Na estrutura do CDH, sobretudo na redução para um terço da maioria para a convocação de sessões especiais para responder a situações de emergência, e na recepção de queixas individuais, reside parte desta nova capacidade de intervenção. Por outro lado, a maior extensão temporal dos trabalhos confere ao Conselho um estatuto de órgão quase permanente.

Cada país candidato tem de apresentar obrigatoriamente propostas e compromissos. Neste road map e sob o lema “Construir pontes para alcançar a universalidade dos direitos humanos", a diplomacia portuguesa sustentou o carácter individual, universal, inalienável e interdependente dos direitos humanos. Ou seja, recusa uma abordagem relativista de ordem cultural e geográfica na aplicação dos direitos humanos.

Pelo que propôs uma temática variada: do direito da água e saneamento à igualdade de género; da luta contra a mutilação genital feminina à identidade de género; da segurança dos jornalistas à liberdade da sociedade civil.

A candidatura portuguesa para o mandato 2015-2017 foi apresentada em Janeiro de 2011 e a eleição decorreu em 21 de Outubro. No total de 193 países membros da Assembleia Geral da ONU, a candidatura apresentada por Lisboa recebeu 184 dos 192 votos expressos.
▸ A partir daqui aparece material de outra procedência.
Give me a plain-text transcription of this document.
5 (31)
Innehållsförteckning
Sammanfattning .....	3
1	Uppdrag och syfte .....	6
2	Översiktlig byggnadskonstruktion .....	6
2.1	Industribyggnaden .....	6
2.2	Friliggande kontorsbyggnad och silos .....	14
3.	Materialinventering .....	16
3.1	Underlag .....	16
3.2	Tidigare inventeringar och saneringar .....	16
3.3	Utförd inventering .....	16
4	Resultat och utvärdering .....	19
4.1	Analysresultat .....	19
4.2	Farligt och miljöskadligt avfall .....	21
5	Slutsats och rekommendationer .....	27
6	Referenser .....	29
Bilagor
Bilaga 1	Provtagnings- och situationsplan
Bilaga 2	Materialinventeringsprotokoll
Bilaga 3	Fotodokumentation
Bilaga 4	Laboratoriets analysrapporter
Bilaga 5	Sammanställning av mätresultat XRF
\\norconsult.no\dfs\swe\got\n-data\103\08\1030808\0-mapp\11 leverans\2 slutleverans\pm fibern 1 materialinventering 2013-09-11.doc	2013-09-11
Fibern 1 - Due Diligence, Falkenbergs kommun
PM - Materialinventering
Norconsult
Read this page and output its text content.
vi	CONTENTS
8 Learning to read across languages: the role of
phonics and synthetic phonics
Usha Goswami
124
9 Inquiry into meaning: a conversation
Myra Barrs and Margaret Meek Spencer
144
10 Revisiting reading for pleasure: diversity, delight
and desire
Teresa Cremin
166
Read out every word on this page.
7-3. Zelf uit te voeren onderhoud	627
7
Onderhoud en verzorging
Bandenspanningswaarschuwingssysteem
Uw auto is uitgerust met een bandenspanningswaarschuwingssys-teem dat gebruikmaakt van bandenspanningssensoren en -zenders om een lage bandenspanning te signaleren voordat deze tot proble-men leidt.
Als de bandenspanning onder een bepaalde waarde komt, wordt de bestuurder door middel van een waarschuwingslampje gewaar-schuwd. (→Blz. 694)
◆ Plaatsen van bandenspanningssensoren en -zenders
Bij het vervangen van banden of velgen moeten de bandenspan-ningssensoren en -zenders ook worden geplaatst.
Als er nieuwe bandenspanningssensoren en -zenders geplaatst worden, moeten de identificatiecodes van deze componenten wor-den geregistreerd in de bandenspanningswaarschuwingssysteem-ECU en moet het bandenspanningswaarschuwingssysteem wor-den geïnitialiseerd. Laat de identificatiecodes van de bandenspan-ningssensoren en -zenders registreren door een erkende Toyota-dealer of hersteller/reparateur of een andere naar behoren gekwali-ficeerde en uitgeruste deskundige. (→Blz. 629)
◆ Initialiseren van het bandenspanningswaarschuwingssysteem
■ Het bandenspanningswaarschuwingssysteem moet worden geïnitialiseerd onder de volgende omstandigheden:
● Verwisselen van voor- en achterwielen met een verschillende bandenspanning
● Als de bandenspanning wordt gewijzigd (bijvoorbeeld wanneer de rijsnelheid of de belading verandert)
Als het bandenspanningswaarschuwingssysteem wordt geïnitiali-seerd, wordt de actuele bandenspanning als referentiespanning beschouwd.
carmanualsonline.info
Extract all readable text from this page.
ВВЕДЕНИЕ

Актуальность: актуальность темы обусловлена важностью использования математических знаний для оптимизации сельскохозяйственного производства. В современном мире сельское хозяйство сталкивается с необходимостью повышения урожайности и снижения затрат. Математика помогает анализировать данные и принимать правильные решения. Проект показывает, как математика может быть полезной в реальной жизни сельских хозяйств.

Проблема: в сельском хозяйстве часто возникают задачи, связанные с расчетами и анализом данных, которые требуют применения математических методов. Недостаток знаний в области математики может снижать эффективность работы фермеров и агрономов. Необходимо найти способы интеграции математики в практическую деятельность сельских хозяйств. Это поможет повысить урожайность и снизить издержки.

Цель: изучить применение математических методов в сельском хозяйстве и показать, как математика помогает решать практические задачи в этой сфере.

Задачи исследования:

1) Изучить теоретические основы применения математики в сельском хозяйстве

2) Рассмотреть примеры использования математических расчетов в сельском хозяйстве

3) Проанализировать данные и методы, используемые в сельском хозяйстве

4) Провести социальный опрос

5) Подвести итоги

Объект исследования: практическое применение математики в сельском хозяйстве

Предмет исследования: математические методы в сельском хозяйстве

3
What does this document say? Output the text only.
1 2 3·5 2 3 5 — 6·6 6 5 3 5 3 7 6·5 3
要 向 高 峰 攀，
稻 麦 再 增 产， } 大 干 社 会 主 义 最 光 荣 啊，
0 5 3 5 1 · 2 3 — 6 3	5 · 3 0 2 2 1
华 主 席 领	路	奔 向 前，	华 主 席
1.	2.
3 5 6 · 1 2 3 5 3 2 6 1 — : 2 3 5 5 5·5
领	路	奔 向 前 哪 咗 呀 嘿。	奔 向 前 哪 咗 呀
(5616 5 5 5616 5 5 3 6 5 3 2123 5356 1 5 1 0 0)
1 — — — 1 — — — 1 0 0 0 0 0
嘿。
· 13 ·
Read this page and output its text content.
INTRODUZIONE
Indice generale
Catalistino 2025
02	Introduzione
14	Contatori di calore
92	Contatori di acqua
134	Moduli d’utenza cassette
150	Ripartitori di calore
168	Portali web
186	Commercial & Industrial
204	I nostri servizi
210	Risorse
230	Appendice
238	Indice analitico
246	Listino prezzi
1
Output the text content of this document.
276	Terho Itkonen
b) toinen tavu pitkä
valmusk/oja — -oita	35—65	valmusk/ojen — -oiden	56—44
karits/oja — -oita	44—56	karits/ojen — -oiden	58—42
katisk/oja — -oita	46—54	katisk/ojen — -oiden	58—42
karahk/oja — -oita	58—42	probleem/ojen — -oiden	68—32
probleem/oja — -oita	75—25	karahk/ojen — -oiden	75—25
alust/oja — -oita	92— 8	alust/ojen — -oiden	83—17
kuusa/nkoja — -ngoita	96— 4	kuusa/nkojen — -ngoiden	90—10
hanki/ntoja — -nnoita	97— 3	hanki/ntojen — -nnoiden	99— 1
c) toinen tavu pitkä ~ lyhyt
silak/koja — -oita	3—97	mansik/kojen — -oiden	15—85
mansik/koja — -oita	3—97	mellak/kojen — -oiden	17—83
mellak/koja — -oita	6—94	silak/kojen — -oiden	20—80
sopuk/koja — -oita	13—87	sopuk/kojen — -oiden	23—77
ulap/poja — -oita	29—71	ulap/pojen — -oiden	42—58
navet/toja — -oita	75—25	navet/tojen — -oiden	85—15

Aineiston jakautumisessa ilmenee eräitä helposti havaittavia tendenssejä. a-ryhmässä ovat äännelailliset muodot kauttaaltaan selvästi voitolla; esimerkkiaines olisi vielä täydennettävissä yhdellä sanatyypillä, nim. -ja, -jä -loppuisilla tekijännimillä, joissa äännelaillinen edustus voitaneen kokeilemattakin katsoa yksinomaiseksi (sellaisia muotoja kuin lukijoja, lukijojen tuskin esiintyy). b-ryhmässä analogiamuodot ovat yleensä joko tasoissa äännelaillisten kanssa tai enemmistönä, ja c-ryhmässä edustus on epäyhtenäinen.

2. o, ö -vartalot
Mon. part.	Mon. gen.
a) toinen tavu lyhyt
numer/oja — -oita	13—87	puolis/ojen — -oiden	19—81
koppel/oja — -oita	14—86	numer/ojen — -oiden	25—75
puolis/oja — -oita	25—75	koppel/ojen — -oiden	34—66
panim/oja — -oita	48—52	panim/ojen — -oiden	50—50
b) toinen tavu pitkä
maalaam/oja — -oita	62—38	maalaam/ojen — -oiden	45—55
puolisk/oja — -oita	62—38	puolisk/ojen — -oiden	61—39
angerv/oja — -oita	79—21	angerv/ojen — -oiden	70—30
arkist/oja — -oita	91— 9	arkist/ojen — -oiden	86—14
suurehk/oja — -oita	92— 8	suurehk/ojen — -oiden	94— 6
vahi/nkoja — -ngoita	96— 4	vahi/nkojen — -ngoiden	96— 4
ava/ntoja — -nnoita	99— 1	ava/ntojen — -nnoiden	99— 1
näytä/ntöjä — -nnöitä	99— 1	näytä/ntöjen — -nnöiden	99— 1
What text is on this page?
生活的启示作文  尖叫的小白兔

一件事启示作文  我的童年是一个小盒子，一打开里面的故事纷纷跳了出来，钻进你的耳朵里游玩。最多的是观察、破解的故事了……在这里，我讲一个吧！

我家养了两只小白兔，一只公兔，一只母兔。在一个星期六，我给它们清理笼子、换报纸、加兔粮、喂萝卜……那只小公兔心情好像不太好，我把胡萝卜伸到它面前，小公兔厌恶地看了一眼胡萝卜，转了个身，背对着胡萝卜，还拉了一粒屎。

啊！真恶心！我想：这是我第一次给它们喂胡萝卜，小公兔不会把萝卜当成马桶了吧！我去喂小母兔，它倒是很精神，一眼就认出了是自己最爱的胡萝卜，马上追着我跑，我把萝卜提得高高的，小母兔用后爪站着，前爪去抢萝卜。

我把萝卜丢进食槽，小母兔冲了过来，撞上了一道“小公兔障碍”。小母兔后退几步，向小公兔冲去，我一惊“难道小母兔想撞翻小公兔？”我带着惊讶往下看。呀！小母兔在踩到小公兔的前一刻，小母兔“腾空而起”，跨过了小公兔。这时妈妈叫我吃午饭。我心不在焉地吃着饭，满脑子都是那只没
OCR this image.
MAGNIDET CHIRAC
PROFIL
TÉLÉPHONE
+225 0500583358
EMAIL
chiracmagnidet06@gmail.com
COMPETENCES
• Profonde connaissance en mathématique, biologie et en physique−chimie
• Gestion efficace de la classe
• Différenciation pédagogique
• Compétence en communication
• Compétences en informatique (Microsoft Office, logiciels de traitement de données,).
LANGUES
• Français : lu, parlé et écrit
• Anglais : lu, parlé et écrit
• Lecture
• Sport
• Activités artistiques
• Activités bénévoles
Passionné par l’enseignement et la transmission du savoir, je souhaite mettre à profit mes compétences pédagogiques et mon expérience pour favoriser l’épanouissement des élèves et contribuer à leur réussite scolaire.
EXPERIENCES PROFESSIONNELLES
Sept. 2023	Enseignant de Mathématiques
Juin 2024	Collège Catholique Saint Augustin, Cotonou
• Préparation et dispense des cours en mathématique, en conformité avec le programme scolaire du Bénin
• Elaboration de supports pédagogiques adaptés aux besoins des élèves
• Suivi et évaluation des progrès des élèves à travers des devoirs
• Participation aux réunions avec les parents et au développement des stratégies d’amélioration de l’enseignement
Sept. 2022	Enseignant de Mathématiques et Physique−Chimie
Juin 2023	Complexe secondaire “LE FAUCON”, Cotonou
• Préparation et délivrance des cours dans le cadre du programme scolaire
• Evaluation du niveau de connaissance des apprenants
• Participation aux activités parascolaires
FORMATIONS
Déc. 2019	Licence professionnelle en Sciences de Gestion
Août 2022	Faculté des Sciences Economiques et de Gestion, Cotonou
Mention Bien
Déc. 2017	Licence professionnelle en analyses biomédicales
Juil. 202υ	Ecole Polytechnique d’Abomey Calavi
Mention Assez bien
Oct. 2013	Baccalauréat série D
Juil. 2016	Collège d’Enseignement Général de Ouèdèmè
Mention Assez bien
Tal resultado - uma votação recorde pois nunca nenhum país recebera um tão elevado número de votos para uma organização das Nações Unidas - representa um incremento de responsabilidades. A secção portuguesa da Amnistia Internacional (AI) destacou este facto, tendo manifestado a esperança de “serem concretizados todos os compromissos assumidos pelo país na sua candidatura”. Na sua reacção à eleição, a AI instou Portugal “a encarar o seu estatuto como membro do CDH como mais uma forma de promover e proteger os direitos humanos noutros países, como Angola e a Guiné Equatorial”.